Message  Admin Lun 7 Juin 2010 - 6:18

Le Myanmar, ex-Birmanie, est un pays caché et complexe. Fermé au monde extérieur depuis plus de 40 ans par un régime militaire autoritaire, accusant des retards de développement critiques, et n’attirant les regards extérieurs que lors de violentes protestations politiques ou après le tragique passage d’un cyclone, c’est pourtant un lieu riche en découvertes et en espoirs.

Je m’y rends comme touriste sac à dos, intriguée par les récits de voyageurs qui décrivent la beauté des paysages et la gentillesse des habitants. Ce n’est pas un mythe : dans chaque bus, à chaque lieu un peu touristique, une ou plusieurs personnes engagent spontanément la conversation dans un anglais souvent étonnamment bon, s’enquérant de la réputation du pays et de ce que les visiteurs pensent des différents sites visités. Gentils et prévenants, ils n’hésitent pas à donner des renseignements et des petits cadeaux, du vendeur de bijoux qui nous invite à sa table pour le dîner, au jeune homme nous faisant visiter des temples cachés dans la montagne, en passant par la famille de pêcheurs qui m’offre à manger sur leur radeau de bambous.
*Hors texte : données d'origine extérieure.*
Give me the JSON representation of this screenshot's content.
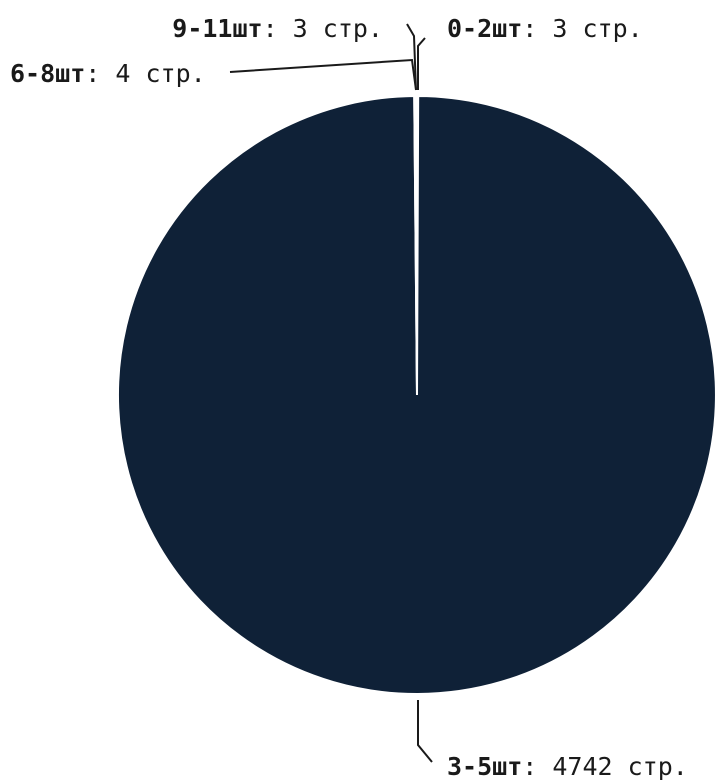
{
  "chart_data": {
    "type": "pie",
    "categories": [
      "0-2шт",
      "3-5шт",
      "6-8шт",
      "9-11шт"
    ],
    "values": [
      3,
      4742,
      4,
      3
    ],
    "value_suffix": " стр.",
    "colors": [
      "#0f2137",
      "#0f2137",
      "#0f2137",
      "#0f2137"
    ],
    "title": "",
    "legend": "none"
  }
}
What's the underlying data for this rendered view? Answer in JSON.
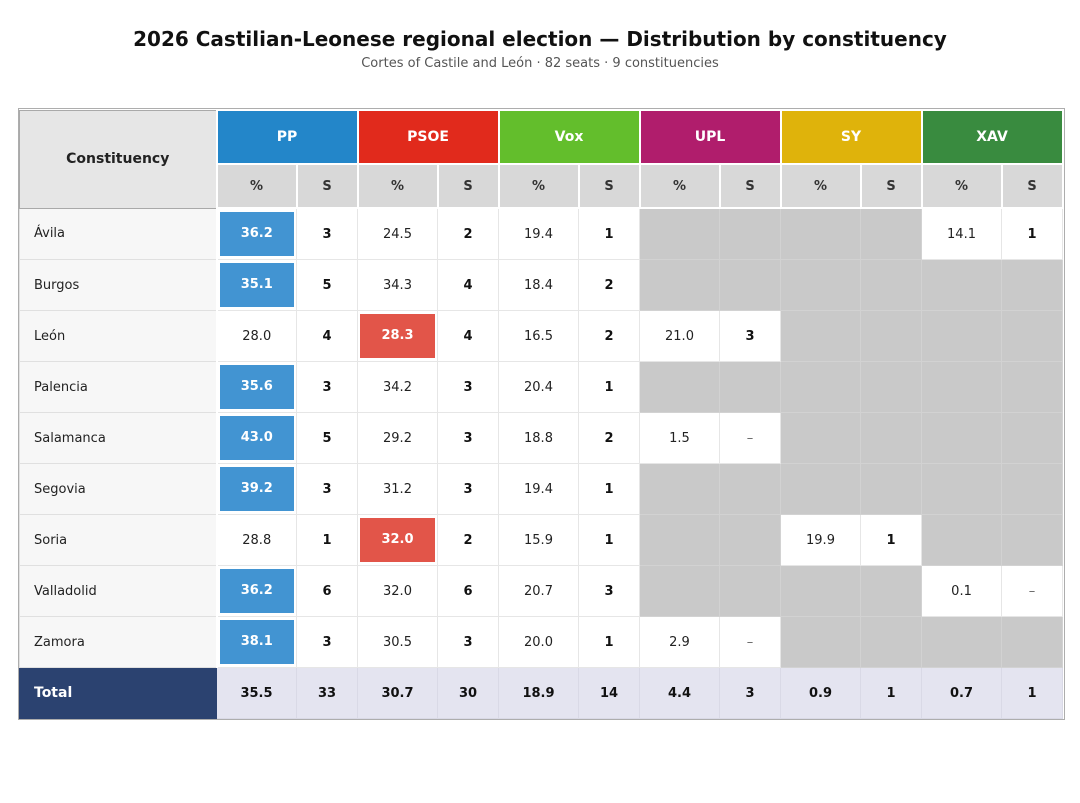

Sensation d’être dans un autre temps, sans pression ni contraintes, où le temps s’écoule lentement. Ce tableau idyllique est d’autant plus surprenant que les conditions actuelles de la Birmanie sont particulièrement difficiles.

Partout, les Birmans engagent spontanément la conversation, cherchant à en apprendre plus sur l’Europe, la France, la vie que nous menons, mais aussi et surtout sur ce que nous pensons de leurs pays. Bien qu’ils soient souvent d’origines ethniques différentes, ils ne cachent pas une certaine fierté de leur pays, et un profond réalisme quant à la situation actuelle, tant économique que politique. Tandis qu’un tailleur d’origine népalaise mais immigré en Thaïlande cherche à nous faire dire que la Birmanie est avant tout un pays sale et pauvre, que Ko Yé portier dans un hôtel chic de Yangon rêve de réussir un jour à quitter le pays pour la Thailande, les guides de Kalaw captent chez eux la Voice of Democratic Bamar, radio libre diffusée à partir de la Norvège par une poignée d’exilés birmans. Celle-ci diffusent des programmes d’actualités en anglais, calqués sur ceux de la BBC, et leur permettent de se tenir au courant des évènements internationaux. L’un d’entre eux nous apprend ainsi que le gouvernement français a publié une note visant à décourager les touristes de se rendre en Birmanie une semaine avant notre départ, afin de limiter les aides à la junte militaire.

C’est au cours de ces discussions en pleine nature que nous en apprenons plus sur le pays, son histoire et sur les remous actuels. Les récits dont nous sommes témoins, comme ces récits impromptus signalent l’impasse tant politique qu’économique dans laquelle se trouve le pays.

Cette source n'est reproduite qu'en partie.